FAMU’s town hall engages students


Thursday Florida A&M University held its first town hall meeting for the school year. 

In the universities ongoing effort to end hazing, students were welcomed by a host of panelists in the Alfred Lawson Multipurpose Center, ready to discuss the importance of FAMU recognizing the change needed to stop hazing.

“I think students need to be educated on what hazing is a little bit more,” said Felicia Barnes, a coordinator in student affairs. “I think we have been touching it, but we needed to get the whole student body involved. Having this and letting them know that we are committed to ending hazing; we want them to be just as serious as the university.”

As panelists were asked what they define as hazing, Hank Nuwer, a researcher and author on hazing, defined it as “an equal opportunity of disgrace.”

“It [hazing] is newsworthy because it is often a collision of the strange and the bizarre,” Nuwer said.

He assured FAMU that it is not alone in the practice of hazing, but it can spark the change to end it. “Florida A&M has the chance to change the culture of society in general.”

Panelists gave comments on ways students can bring hazing to an end and Dr. Na’Im Akbar, a clinical African-American psychologist, received a round of applause as he said, “It starts with self-knowledge, leads to self-love, which leads to self-respect.”

Elizabeth Allan, a professor of higher education research at the University of Maine, informed students that if they are not helping to resolve practices of hazing, then they are apart of the problem.

“The good news is there are many ways you can be apart of the solution”, Allan said. “You can make an attempt to learn about hazing and share your knowledge with others through social media and outreach to local schools. You can accept the challenge of working with your peers to develop alternatives to hazing traditions and you can refuse to be a bystander.”

The meeting also instilled awareness of hazing among FAMU students as well. Taurris Wilkes, a senior in political science, from Camilla Ga. said, “I made a recommitment to anti-hazing and spreading the word out to everybody and making sure hazing is no longer.”

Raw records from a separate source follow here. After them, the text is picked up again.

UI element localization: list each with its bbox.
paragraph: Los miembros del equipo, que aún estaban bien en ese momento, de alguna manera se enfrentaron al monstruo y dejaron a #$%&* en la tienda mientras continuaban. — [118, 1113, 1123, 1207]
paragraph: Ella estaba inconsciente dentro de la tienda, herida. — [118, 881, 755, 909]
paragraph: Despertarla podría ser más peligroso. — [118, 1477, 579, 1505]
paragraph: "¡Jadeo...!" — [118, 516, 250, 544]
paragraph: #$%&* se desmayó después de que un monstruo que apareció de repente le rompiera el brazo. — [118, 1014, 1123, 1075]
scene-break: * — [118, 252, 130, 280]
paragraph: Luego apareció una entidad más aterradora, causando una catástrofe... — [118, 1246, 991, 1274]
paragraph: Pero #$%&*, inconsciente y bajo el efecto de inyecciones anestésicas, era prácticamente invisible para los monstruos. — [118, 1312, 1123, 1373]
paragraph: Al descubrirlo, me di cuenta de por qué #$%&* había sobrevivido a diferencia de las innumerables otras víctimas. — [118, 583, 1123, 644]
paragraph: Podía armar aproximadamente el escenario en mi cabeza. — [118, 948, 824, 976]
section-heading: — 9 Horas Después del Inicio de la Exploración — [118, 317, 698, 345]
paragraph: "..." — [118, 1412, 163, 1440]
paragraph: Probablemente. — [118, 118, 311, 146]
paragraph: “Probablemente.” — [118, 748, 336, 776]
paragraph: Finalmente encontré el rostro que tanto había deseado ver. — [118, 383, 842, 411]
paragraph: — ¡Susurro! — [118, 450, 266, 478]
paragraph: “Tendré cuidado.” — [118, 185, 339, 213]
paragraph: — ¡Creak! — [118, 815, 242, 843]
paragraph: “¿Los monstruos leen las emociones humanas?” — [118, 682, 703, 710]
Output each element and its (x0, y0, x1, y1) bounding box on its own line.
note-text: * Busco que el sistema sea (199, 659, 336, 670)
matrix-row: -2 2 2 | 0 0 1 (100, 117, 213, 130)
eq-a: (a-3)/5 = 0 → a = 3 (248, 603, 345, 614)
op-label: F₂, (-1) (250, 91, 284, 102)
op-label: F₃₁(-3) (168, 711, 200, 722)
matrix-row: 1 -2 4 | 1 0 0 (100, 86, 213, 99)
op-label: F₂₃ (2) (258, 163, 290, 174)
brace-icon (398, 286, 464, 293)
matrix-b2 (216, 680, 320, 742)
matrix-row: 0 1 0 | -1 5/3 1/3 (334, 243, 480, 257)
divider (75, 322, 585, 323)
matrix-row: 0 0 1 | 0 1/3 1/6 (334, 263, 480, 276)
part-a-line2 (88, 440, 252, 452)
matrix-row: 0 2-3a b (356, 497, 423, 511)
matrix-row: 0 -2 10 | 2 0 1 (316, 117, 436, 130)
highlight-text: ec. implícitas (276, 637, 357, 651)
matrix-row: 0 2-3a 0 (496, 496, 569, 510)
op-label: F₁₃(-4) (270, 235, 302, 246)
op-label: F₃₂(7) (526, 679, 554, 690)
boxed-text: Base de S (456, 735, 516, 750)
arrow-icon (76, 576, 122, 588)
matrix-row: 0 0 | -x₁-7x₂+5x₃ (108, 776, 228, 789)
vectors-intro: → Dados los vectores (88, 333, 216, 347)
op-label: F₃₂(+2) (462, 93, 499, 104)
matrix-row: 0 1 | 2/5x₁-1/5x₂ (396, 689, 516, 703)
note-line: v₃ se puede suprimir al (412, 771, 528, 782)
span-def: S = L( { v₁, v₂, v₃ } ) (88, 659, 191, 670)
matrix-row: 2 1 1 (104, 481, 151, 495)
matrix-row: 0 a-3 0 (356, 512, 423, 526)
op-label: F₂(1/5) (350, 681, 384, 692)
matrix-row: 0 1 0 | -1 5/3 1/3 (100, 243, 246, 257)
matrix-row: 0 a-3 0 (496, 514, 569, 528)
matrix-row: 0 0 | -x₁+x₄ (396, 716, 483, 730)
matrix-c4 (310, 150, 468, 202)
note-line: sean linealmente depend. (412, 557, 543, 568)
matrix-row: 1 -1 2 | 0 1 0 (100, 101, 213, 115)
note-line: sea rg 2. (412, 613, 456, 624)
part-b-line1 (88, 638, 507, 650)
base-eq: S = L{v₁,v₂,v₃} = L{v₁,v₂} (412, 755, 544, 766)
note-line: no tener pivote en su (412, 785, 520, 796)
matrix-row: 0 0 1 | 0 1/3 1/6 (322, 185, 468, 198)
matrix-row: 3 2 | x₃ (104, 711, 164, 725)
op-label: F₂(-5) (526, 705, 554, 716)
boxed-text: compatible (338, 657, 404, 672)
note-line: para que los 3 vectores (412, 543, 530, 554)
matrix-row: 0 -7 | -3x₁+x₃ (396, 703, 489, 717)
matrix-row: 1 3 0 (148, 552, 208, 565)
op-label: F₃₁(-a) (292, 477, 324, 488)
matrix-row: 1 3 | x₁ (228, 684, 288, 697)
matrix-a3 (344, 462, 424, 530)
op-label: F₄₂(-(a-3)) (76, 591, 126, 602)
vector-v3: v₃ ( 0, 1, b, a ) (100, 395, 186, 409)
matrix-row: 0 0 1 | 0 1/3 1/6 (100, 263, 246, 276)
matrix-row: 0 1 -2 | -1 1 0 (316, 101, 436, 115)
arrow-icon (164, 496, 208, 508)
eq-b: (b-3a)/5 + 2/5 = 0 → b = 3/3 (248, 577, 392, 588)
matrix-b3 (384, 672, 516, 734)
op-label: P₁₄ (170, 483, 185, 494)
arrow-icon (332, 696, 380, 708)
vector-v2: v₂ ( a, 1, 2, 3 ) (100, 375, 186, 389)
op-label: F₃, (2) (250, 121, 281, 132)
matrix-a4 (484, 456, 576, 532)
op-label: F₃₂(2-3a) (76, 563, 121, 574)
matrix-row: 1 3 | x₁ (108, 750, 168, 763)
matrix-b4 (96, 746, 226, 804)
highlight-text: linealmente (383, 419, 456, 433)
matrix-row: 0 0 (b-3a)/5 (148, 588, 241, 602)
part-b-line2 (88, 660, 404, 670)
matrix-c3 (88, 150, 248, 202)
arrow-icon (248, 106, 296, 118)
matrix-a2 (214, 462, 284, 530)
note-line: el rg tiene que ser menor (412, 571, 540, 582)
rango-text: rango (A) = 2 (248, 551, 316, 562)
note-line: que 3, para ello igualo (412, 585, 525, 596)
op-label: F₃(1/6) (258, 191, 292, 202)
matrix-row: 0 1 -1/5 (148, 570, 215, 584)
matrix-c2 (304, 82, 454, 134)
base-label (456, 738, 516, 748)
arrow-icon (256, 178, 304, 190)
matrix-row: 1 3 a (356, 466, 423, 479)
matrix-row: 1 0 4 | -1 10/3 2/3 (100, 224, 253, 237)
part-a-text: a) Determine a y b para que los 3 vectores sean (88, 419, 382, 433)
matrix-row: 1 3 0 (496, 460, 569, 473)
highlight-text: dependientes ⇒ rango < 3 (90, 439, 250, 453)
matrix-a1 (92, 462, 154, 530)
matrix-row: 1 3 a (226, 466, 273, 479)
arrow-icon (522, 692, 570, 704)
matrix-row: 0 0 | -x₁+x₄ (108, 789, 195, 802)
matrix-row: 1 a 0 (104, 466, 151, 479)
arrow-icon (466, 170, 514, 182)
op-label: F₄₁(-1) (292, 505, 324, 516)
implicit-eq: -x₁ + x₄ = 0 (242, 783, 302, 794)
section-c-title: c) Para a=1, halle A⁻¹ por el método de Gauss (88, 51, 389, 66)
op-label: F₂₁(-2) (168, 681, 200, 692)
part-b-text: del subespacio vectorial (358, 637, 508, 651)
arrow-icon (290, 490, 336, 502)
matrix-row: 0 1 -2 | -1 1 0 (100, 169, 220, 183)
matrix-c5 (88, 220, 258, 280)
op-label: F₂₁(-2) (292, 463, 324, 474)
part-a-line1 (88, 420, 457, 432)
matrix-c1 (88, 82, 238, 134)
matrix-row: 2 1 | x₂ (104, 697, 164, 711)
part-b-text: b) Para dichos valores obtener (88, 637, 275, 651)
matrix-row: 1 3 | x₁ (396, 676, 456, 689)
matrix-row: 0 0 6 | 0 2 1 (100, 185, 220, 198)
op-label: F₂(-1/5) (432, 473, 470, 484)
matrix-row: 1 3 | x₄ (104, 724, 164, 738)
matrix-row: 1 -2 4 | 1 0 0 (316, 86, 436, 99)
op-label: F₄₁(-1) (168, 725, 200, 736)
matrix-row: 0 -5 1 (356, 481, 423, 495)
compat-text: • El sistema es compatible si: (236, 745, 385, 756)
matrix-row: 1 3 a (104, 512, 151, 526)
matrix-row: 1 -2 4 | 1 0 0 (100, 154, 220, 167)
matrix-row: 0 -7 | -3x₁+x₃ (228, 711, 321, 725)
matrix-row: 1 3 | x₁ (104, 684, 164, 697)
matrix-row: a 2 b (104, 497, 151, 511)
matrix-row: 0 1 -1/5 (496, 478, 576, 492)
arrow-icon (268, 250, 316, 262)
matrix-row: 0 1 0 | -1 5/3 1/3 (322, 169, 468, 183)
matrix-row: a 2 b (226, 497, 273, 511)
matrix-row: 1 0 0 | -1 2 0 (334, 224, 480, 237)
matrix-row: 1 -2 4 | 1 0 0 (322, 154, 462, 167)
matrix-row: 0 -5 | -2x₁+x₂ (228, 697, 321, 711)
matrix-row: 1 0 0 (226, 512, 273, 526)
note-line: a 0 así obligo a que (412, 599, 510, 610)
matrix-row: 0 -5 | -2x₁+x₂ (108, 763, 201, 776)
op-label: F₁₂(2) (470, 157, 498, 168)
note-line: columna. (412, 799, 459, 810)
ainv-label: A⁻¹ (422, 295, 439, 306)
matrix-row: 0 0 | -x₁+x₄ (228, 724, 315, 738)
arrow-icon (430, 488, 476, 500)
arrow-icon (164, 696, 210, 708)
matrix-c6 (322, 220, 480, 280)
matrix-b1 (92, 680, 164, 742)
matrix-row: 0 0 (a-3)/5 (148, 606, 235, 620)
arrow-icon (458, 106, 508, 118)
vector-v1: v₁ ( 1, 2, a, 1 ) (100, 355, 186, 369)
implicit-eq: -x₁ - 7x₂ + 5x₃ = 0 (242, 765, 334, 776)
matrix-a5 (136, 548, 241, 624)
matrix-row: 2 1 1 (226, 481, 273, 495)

Ashley Bruce, 20 year-old, pre-pharmacy student from, plans on making her personal commitment even though she is not in an organization, “Hazing is wrong,” Bruce said. “No one should make you do anything you don’t want to do. That’s violating your rights.”

The FAMU Marching  “100” band was in attendance as well as the band president, Brandon Cunningham, who asked band members in the crowd to stand in honor of their commitment to end hazing.

“We have to put FAMU before everything that we do,” Cunningham said. “Before you are a member of an organization, you are a member at FAMU.

The President of the Marching “100” Alumni Band Association Victor Gaines also took the opportunity to acknowledge the band as his first time speaking out on the topic of hazing. “Those students of the Marching “100 ” that are here I thank you all for your tenacity, your doing the right thing. I want to be one of the first people to be there on the field when you return,” Gaines said.

As FAMU’s Interim Dean Larry Robinson, gave closing remarks, students were asked to answer poll questions geared toward their views on hazing. When asked if students were likely to report hazing if they witnessed it, 67% of students responded “likely” that they would.